The appeal against a tax assessment is the first and most important remedy in the taxation procedure. It enables the tax office to change the entire decision – in favor of, but also to the disadvantage of, the taxpayer. If the latter is the case, one speaks of the so-called escalation. After the change by the tax office, the notification would be less favourable for the taxpayer than it was before the change – for example, because the tax payable increases.
“Deprecation” does not mean that the tax office personally has something against the taxpayer (at least in most cases). Rather, the term is an expression of a certain awkwardness on the part of the legislator to summarize the adverse modification of an administrative act in just one word.
1st basic features of the opposition to tax rulings
Taxpayers who are dissatisfied with a decision of the tax office can defend themselves against the corresponding decision by means of the objection. It is the legal remedy according to § 347 AO and concerns in particular the tax assessments. However, the objection is also permissible against administrative acts equivalent to the tax ruling, such as basic and liability rulings.
The notification of a tax notice is deemed effected three days after the delivery to the post office. From the fourth day runs the one-month opposition period according to § 355 (1) AO. The objection must be declared in writing or electronically, in no case verbally, to the competent financial authority.

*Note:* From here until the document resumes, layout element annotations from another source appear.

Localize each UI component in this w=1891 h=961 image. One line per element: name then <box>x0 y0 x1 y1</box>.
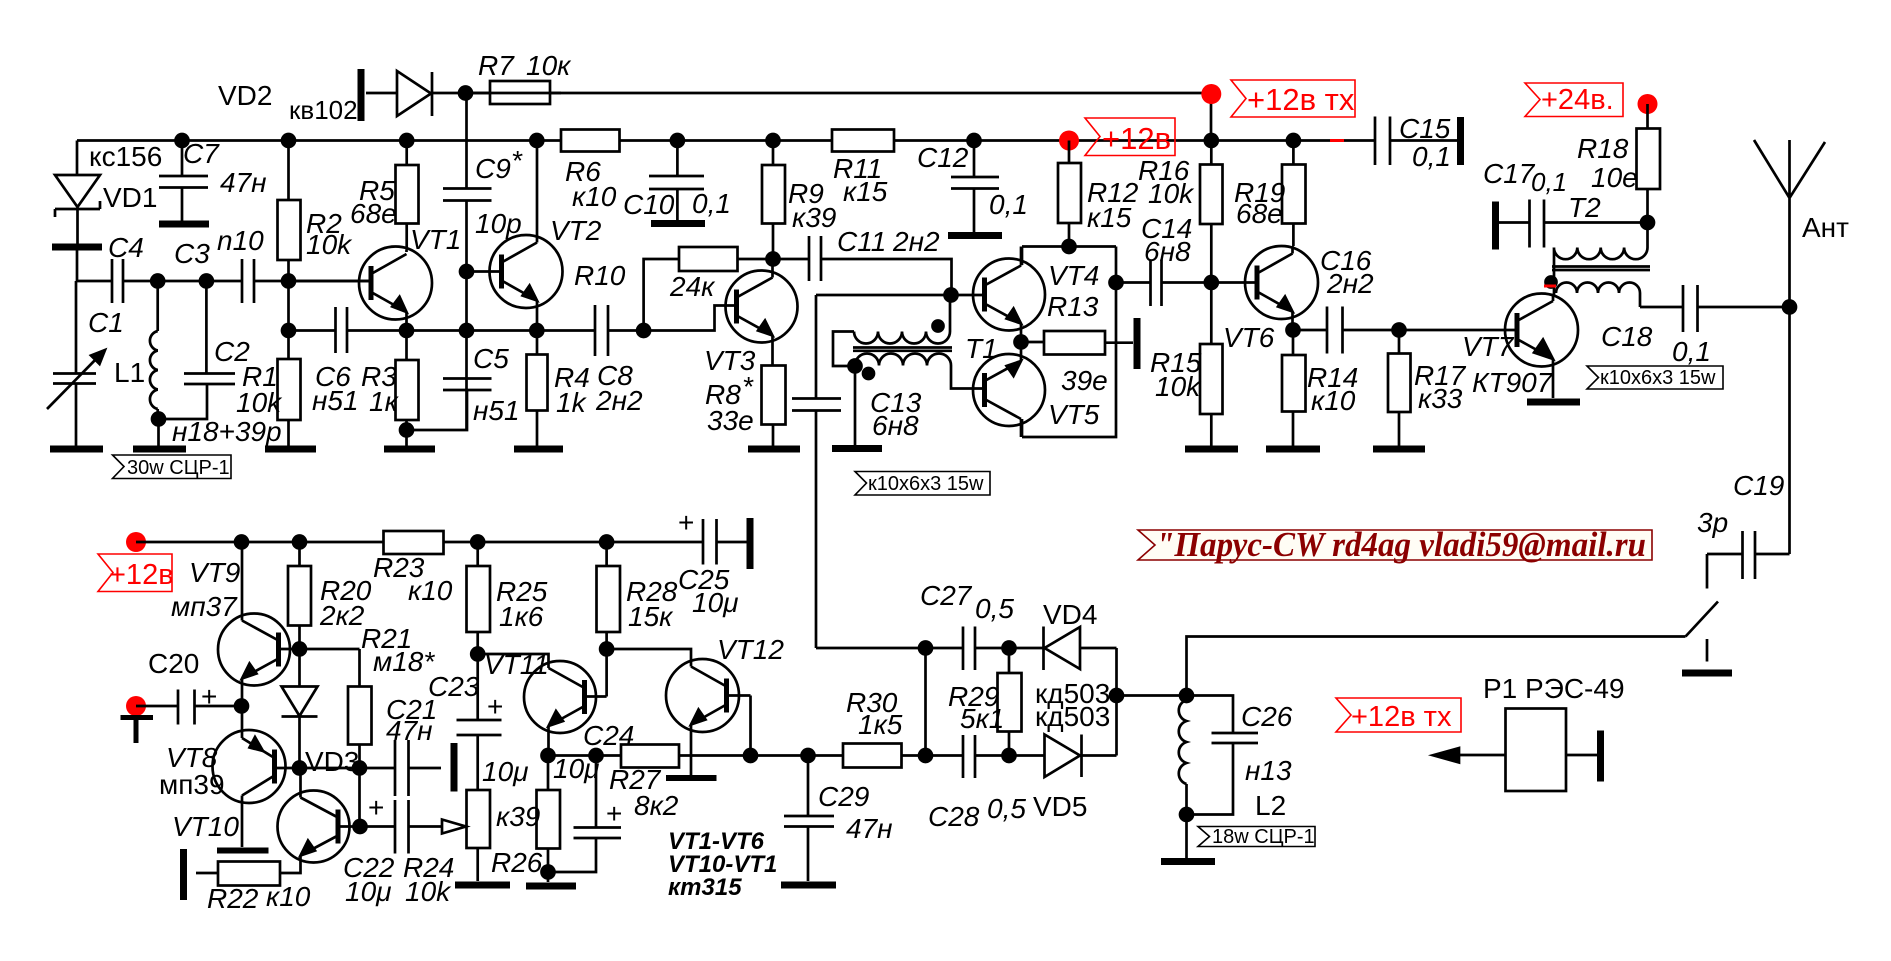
svg-text:+: + <box>487 691 503 722</box>
svg-text:к10х6х3 15w: к10х6х3 15w <box>868 473 984 495</box>
wire VT11 collector <box>478 654 549 662</box>
wire VD1 drop <box>76 141 79 176</box>
svg-text:30w СЦР-1: 30w СЦР-1 <box>127 457 230 479</box>
svg-text:VT5: VT5 <box>1048 399 1100 430</box>
flag +12в bottom <box>98 554 172 592</box>
svg-text:VT10: VT10 <box>172 811 239 842</box>
svg-text:10k: 10k <box>1155 371 1202 402</box>
resistor R15 10k <box>1200 344 1223 414</box>
node R17 top <box>1393 324 1406 337</box>
svg-text:10μ: 10μ <box>482 756 528 787</box>
svg-text:18w СЦР-1: 18w СЦР-1 <box>1212 826 1315 848</box>
svg-text:VT7: VT7 <box>1462 331 1515 362</box>
transistor VT10 <box>278 791 350 863</box>
resistor R28 15к <box>597 566 621 632</box>
node VT2 base <box>460 265 473 278</box>
capacitor C21 47н <box>395 740 441 796</box>
node VD2-R7 <box>459 87 472 100</box>
svg-text:к39: к39 <box>496 801 540 832</box>
node VT2 emitter <box>530 324 543 337</box>
svg-text:10μ: 10μ <box>553 753 599 784</box>
capacitor C22 10μ <box>360 800 442 854</box>
svg-text:+12в тх: +12в тх <box>1247 82 1355 117</box>
transformer T2 secondary <box>1556 283 1640 308</box>
svg-text:+: + <box>201 681 217 712</box>
svg-text:C15: C15 <box>1399 113 1451 144</box>
svg-text:6н8: 6н8 <box>872 410 919 441</box>
terminal plate C25 <box>747 518 754 569</box>
svg-text:VT6: VT6 <box>1223 322 1275 353</box>
node L2 bottom <box>1180 808 1193 821</box>
ground plate L1 <box>133 446 186 453</box>
wire oscillator node y281 <box>76 280 371 283</box>
node L1 top <box>151 275 164 288</box>
flag к10х6х3 15w keying <box>855 472 990 496</box>
svg-text:н51: н51 <box>312 385 359 416</box>
capacitor C17 0,1 <box>1496 200 1648 248</box>
svg-text:10p: 10p <box>475 208 522 239</box>
svg-text:VD1: VD1 <box>103 182 157 213</box>
svg-text:C29: C29 <box>818 781 869 812</box>
node C27 left <box>919 642 932 655</box>
resistor R18 10e <box>1637 129 1661 190</box>
capacitor C19 3p <box>1707 531 1790 589</box>
svg-text:н18+39p: н18+39p <box>172 416 282 447</box>
node R18-C17 <box>1641 216 1654 229</box>
svg-text:+: + <box>368 792 384 823</box>
resistor R10 24к <box>644 259 773 331</box>
resistor R9 к39 <box>762 165 785 224</box>
resistor R2 10k <box>278 200 301 260</box>
ground plate VT12 <box>666 775 717 781</box>
ground plate switch <box>1682 670 1732 677</box>
transformer T1 primary <box>833 295 950 366</box>
resistor R11 к15 <box>832 130 894 152</box>
capacitor C25 10μ <box>703 519 717 565</box>
transistor VT7 КТ907 <box>1505 294 1578 367</box>
terminal plate C17 <box>1492 202 1499 250</box>
svg-text:1к5: 1к5 <box>858 709 903 740</box>
svg-text:2к2: 2к2 <box>319 600 365 631</box>
flag 18w СЦР-1 <box>1198 827 1315 847</box>
svg-text:+: + <box>678 507 694 538</box>
svg-text:1к: 1к <box>369 386 400 417</box>
relay Р1 РЭС-49 <box>1506 709 1567 792</box>
svg-text:R7: R7 <box>478 50 515 81</box>
flag 30w СЦР-1 <box>113 455 232 479</box>
node R5 rail <box>400 134 413 147</box>
resistor R29 5к1 <box>998 673 1022 732</box>
node C28 left <box>919 749 932 762</box>
flag +12в тх bottom <box>1336 698 1461 732</box>
svg-text:R13: R13 <box>1047 291 1099 322</box>
ground plate C10 <box>651 220 705 227</box>
transformer T2 core <box>1552 267 1650 271</box>
node R16-R15-C14 <box>1205 276 1218 289</box>
key symbol T <box>121 718 154 744</box>
svg-text:C12: C12 <box>917 142 969 173</box>
svg-text:C26: C26 <box>1241 701 1293 732</box>
terminal plate R22 <box>180 849 187 900</box>
svg-text:R22: R22 <box>207 883 259 914</box>
wire VT8 base row <box>275 767 396 770</box>
svg-text:n10: n10 <box>217 225 264 256</box>
phase dot T1 secondary <box>863 368 874 379</box>
resistor R24 10k potentiometer <box>467 790 491 848</box>
ground plate L2 <box>1161 858 1215 865</box>
node R20 rail <box>293 536 306 549</box>
wire VT12 collector <box>607 649 691 660</box>
node L1 bottom <box>152 413 165 426</box>
capacitor C10 0,1 <box>649 141 704 221</box>
svg-text:5к1: 5к1 <box>960 703 1004 734</box>
svg-text:68e: 68e <box>350 198 397 229</box>
svg-text:C20: C20 <box>148 648 199 679</box>
svg-text:мп37: мп37 <box>171 591 238 622</box>
svg-text:VD2: VD2 <box>218 80 272 111</box>
switch TX-RX <box>1686 602 1719 662</box>
power node +12в bottom <box>126 532 146 552</box>
transistor VT6 <box>1245 246 1318 319</box>
capacitor C9 10p <box>443 189 492 201</box>
terminal plate C15 <box>1457 117 1464 165</box>
ground plate R8 <box>748 446 800 453</box>
inductor L2 <box>1179 696 1187 815</box>
svg-text:C18: C18 <box>1601 321 1653 352</box>
phase dot T1 primary <box>933 321 944 332</box>
wire TX rail top <box>366 93 1211 141</box>
svg-text:8к2: 8к2 <box>634 790 679 821</box>
wire R2-R1 link <box>287 281 290 331</box>
svg-text:33e: 33e <box>707 405 754 436</box>
terminal plate R13 <box>1134 318 1141 369</box>
svg-text:10e: 10e <box>1591 162 1638 193</box>
svg-text:C9: C9 <box>475 153 511 184</box>
svg-text:*: * <box>742 371 754 402</box>
capacitor C28 0,5 <box>926 735 1010 778</box>
svg-text:0,1: 0,1 <box>692 188 731 219</box>
banner Парус-CW <box>1138 525 1652 564</box>
wire VT7 base <box>1399 329 1517 332</box>
transistor VT9 мп37 <box>218 614 290 686</box>
svg-text:C23: C23 <box>428 671 480 702</box>
svg-text:C3: C3 <box>174 238 210 269</box>
resistor R13 39e <box>1044 331 1105 355</box>
svg-text:VT4: VT4 <box>1048 260 1099 291</box>
ground plate R15 <box>1185 446 1238 453</box>
node R29 bottom <box>1003 749 1016 762</box>
diode VD2 кв102 <box>397 71 432 116</box>
ground plate C29 <box>781 882 836 889</box>
resistor R25 1к6 <box>467 566 491 632</box>
svg-text:н13: н13 <box>1245 755 1292 786</box>
svg-text:10k: 10k <box>306 229 353 260</box>
svg-text:к10х6х3 15w: к10х6х3 15w <box>1600 367 1716 389</box>
svg-text:кт315: кт315 <box>668 874 742 901</box>
node VT9 collector rail <box>235 536 248 549</box>
svg-text:R10: R10 <box>574 260 626 291</box>
node T1 left C13 <box>849 360 862 373</box>
zener VD1 кс156 <box>55 175 100 217</box>
capacitor C16 2н2 <box>1293 307 1399 354</box>
capacitor C1 variable <box>53 281 96 446</box>
svg-text:"Парус-CW rd4ag vladi59@mail.r: "Парус-CW rd4ag vladi59@mail.ru <box>1156 525 1646 564</box>
resistor R22 к10 <box>218 862 280 886</box>
transistor VT5 <box>973 354 1045 426</box>
svg-text:к39: к39 <box>792 202 836 233</box>
node VT12 base bottom <box>744 749 757 762</box>
ground plate VT7 <box>1527 399 1580 406</box>
svg-text:0,1: 0,1 <box>1412 141 1451 172</box>
capacitor C11 2н2 <box>773 236 952 295</box>
wire +12v RX rail <box>77 139 1457 142</box>
node R16 rail <box>1205 134 1218 147</box>
node VT11 emitter <box>542 749 555 762</box>
transistor VT1 <box>359 247 432 320</box>
wire VT6 base <box>1211 281 1257 284</box>
svg-text:VT2: VT2 <box>550 215 602 246</box>
svg-text:Р1 РЭС-49: Р1 РЭС-49 <box>1483 673 1625 704</box>
node R21 bottom <box>353 762 366 775</box>
svg-text:C19: C19 <box>1733 470 1784 501</box>
node R1 top <box>282 324 295 337</box>
capacitor C14 6н8 <box>1116 260 1211 307</box>
capacitor C13 6н8 <box>792 295 841 648</box>
transistor VT11 <box>524 661 596 733</box>
wire VD2 column <box>465 93 468 430</box>
ground plate R4 <box>514 446 563 453</box>
wire VT3 base <box>644 306 737 331</box>
node R19 rail <box>1287 134 1300 147</box>
svg-text:0,5: 0,5 <box>987 793 1026 824</box>
node R29 top <box>1003 642 1016 655</box>
svg-text:15к: 15к <box>628 601 674 632</box>
wire diode bridge right <box>1117 648 1187 756</box>
svg-text:24к: 24к <box>669 271 716 302</box>
wire T1 left to ground <box>854 366 857 445</box>
svg-text:VD3: VD3 <box>305 746 359 777</box>
svg-text:VT9: VT9 <box>189 557 240 588</box>
red mark T2 <box>1544 285 1556 288</box>
svg-text:1к6: 1к6 <box>499 601 544 632</box>
svg-text:2н2: 2н2 <box>595 385 643 416</box>
capacitor C12 0,1 <box>951 141 999 233</box>
svg-text:VT11: VT11 <box>484 649 549 680</box>
node R28 bottom <box>600 643 613 656</box>
wire to R30 <box>751 754 844 757</box>
power node +12в <box>1059 131 1079 151</box>
svg-text:C10: C10 <box>623 189 675 220</box>
svg-text:+: + <box>606 798 622 829</box>
terminal plate C21 <box>451 743 458 792</box>
resistor R16 10k <box>1200 165 1223 225</box>
svg-text:2н2: 2н2 <box>1326 268 1374 299</box>
node VT3 collector <box>767 253 780 266</box>
capacitor C26 н13 <box>1187 696 1259 815</box>
node C8-R10 <box>637 324 650 337</box>
resistor R5 68e <box>396 165 419 224</box>
svg-text:10k: 10k <box>405 876 452 907</box>
svg-text:к15: к15 <box>1087 202 1132 233</box>
node VT4 base <box>945 289 958 302</box>
svg-text:C17: C17 <box>1483 158 1536 189</box>
node R2 rail <box>282 134 295 147</box>
capacitor C18 0,1 <box>1640 285 1790 332</box>
svg-text:кс156: кс156 <box>89 141 162 172</box>
svg-text:мп39: мп39 <box>159 769 225 800</box>
node VT10 base <box>354 820 367 833</box>
wire VT11 base <box>585 695 607 698</box>
node VT9-VT8 emitters <box>235 700 248 713</box>
node C7 rail <box>176 134 189 147</box>
svg-text:*: * <box>511 145 523 176</box>
diode VD3 <box>282 649 318 768</box>
svg-text:47н: 47н <box>220 167 267 198</box>
node C9-C5 column on emitter row <box>460 324 473 337</box>
node R2 bottom <box>282 275 295 288</box>
svg-text:10к: 10к <box>526 50 572 81</box>
node VD3 bottom <box>293 762 306 775</box>
node VD4-VD5 <box>1110 689 1123 702</box>
ground plate R17 <box>1373 446 1425 453</box>
ground plate R3 <box>384 446 435 453</box>
svg-text:1k: 1k <box>556 387 588 418</box>
svg-text:68e: 68e <box>1236 198 1283 229</box>
wire to R21 <box>300 649 360 687</box>
resistor R26 к39 <box>537 790 561 849</box>
node R25 bottom <box>471 648 484 661</box>
node L2 top <box>1180 689 1193 702</box>
node VT4-VT5 emitters <box>1015 336 1028 349</box>
resistor R1 10k <box>278 359 301 420</box>
svg-text:T2: T2 <box>1568 192 1601 223</box>
svg-text:+12в тх: +12в тх <box>1351 701 1452 733</box>
wire collector frame <box>1022 247 1116 438</box>
svg-text:10μ: 10μ <box>345 876 391 907</box>
capacitor C15 0,1 <box>1375 117 1390 166</box>
capacitor C6 н51 <box>336 307 348 353</box>
resistor R19 68e <box>1282 165 1306 224</box>
capacitor C7 47н <box>159 141 208 222</box>
node C12 rail <box>968 134 981 147</box>
svg-text:0,1: 0,1 <box>1672 336 1711 367</box>
phase dot T2 <box>1546 277 1557 288</box>
svg-text:н51: н51 <box>473 395 520 426</box>
wire +12v AF rail <box>136 541 747 544</box>
resistor R4 1k <box>527 355 548 411</box>
node R3 bottom <box>400 424 413 437</box>
transformer T1 secondary <box>855 354 960 389</box>
wire emitter row y330.5 <box>289 329 644 332</box>
resistor R7 <box>490 81 550 104</box>
resistor R23 к10 <box>384 531 444 554</box>
svg-text:VT1: VT1 <box>410 224 461 255</box>
node VT2 collector rail <box>530 134 543 147</box>
resistor R21 м18* <box>348 687 372 745</box>
resistor R3 1к <box>396 360 419 420</box>
node VT1 emitter <box>400 324 413 337</box>
node R12 frame top <box>1063 240 1076 253</box>
svg-text:C24: C24 <box>583 720 634 751</box>
node R28 rail <box>600 536 613 549</box>
svg-text:VD4: VD4 <box>1043 599 1097 630</box>
capacitor C2 <box>165 281 235 419</box>
capacitor C5 н51 <box>443 379 492 391</box>
capacitor C24 10μ <box>548 756 621 873</box>
power node +24в <box>1638 94 1658 114</box>
svg-text:47н: 47н <box>846 813 893 844</box>
ground plate C7 <box>159 221 209 228</box>
svg-text:C27: C27 <box>920 580 973 611</box>
svg-text:3p: 3p <box>1697 507 1728 538</box>
capacitor C3 n10 <box>242 259 254 303</box>
varicap plate VD2 <box>358 69 365 121</box>
svg-text:к15: к15 <box>843 176 888 207</box>
svg-text:C28: C28 <box>928 801 980 832</box>
resistor R8* 33e <box>762 366 786 425</box>
node R25 rail <box>471 536 484 549</box>
transformer T2 primary <box>1554 223 1648 296</box>
terminal plate VT8 collector <box>217 848 269 854</box>
svg-text:+12в: +12в <box>109 559 174 591</box>
diode VD4 кд503 <box>1009 627 1117 671</box>
svg-text:C5: C5 <box>473 343 509 374</box>
wire C27-C28 link <box>816 648 926 756</box>
svg-text:+12в: +12в <box>1102 121 1171 156</box>
ground plate C1 <box>50 446 103 453</box>
red mark near C15 <box>1330 139 1344 142</box>
ground plate R14 <box>1266 446 1320 453</box>
flag к10х6х3 15w PA <box>1587 366 1723 389</box>
svg-text:6н8: 6н8 <box>1144 236 1191 267</box>
ground plate T1 <box>832 445 882 452</box>
resistor R14 к10 <box>1282 355 1306 412</box>
wire keying line <box>1187 637 1686 696</box>
capacitor C23 10μ <box>457 720 502 790</box>
wire VT12 base <box>727 696 751 756</box>
svg-text:2н2: 2н2 <box>892 226 940 257</box>
node R26 bottom <box>542 866 555 879</box>
svg-text:T1: T1 <box>965 333 998 364</box>
inductor L1 <box>150 281 158 419</box>
resistor R27 8к2 <box>621 745 679 768</box>
svg-text:к10: к10 <box>572 181 617 212</box>
svg-text:L2: L2 <box>1255 790 1286 821</box>
svg-text:10k: 10k <box>1148 178 1195 209</box>
svg-text:R18: R18 <box>1577 133 1629 164</box>
capacitor C4 <box>112 259 123 303</box>
flag +12в top <box>1085 118 1175 156</box>
svg-text:м18*: м18* <box>373 646 435 677</box>
ground plate R26 <box>526 883 576 890</box>
node C2 top <box>200 275 213 288</box>
terminal plate relay <box>1597 731 1604 782</box>
ground plate VD1 <box>52 244 102 251</box>
svg-text:к33: к33 <box>1418 383 1463 414</box>
svg-text:кд503: кд503 <box>1035 701 1110 732</box>
resistor R12 к15 <box>1058 163 1081 223</box>
wire VT10 base <box>338 825 360 828</box>
node R9 rail <box>767 134 780 147</box>
node VT6 emitter <box>1287 324 1300 337</box>
svg-text:10k: 10k <box>236 387 283 418</box>
svg-text:0,5: 0,5 <box>975 593 1014 624</box>
svg-text:Ант: Ант <box>1802 212 1849 243</box>
transistor VT12 <box>666 659 739 732</box>
svg-text:C7: C7 <box>183 138 220 169</box>
ground plate C12 <box>948 232 1002 239</box>
svg-text:0,1: 0,1 <box>989 189 1028 220</box>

Responsible for the objection is the tax office, which also issued the attacked tax assessment.
The remedy obliges the tax office to carry out a full review of the facts, in the course of which there may also be an impoverishment. However, this is not required by law or by administrative regulations. Rather, the objection “opens” the tax case again, so that – as with the first assessment – a deviation from the declared facts can occur.
1.2. The transfer pursuant to § 367 (2) sentence 2 AO
An assault is understood to mean the modification of the attacked decision to the detriment of the objector. It is regulated in § 367 paragraph 2 sentence 2 AO and is possible under comparatively low conditions. The decisive factor is whether the objector is placed worse by the objection decision than he would be if the objection were withdrawn (Klein/Rätke AO § 367 paragraph 11, 12).
In opposition proceedings, the taxable person first requests an amendment to the adjustment notice for certain reasons. He claims, for example, the deduction of further advertising costs or operating expenses. An objection may also be triggered and justified by a loss advance or return that is too low or not at all ascertained or taken into account.
After receiving the appeal, the tax office is obliged to carry out a comprehensive re-examination of the entire case (§ 367 (2) sentence 1 AO). If, in the course of this verification, the competent case handler notices that the taxable person has presented correct facts, but that he himself has also overlooked points, a deterioration may occur.
1.3. Obligation to provide information in case of planned substitution in opposition proceedings
If the tax office wishes to carry out an assignment within the framework of the objection procedure, it must have been informed of the objector in accordance with § 367 (2) sentence 2 half sentence 2 AO. The statement must be made before the assault and concretely justified. The tax office is therefore obliged to draw the attention of the taxpayer to the extent to which he wishes to change the tax assessment to his disadvantage.
The taxpayer then has the option of withdrawing his position or his objection for the planned disposal. If it comes to withdrawal, a change of the attacked decision is only possible within the framework of the regular repeal and amendment standards of the AO.
Unlike in opposition proceedings, a prohibition on reformatio in peius (prohibition of reformatio in peius), which is derived from § 96 FGO, applies before the Finance Court (including the Bundesfinanzhof). It is therefore excluded that a higher tax than that fixed in the contested administrative act will occur.
2. Immediate consequences for the taxable person
If the objector does not withdraw his objection despite reference to the imminent assault, the tax office may issue a decision to this effect. If it only wants to remedy individual points of the objection and otherwise worsen or simply do not meet the request, it comes to the decree
This article does not replace tax or legal advice in an individual case. Facts, current law, jurisdiction, documentation and implementation remain decisive.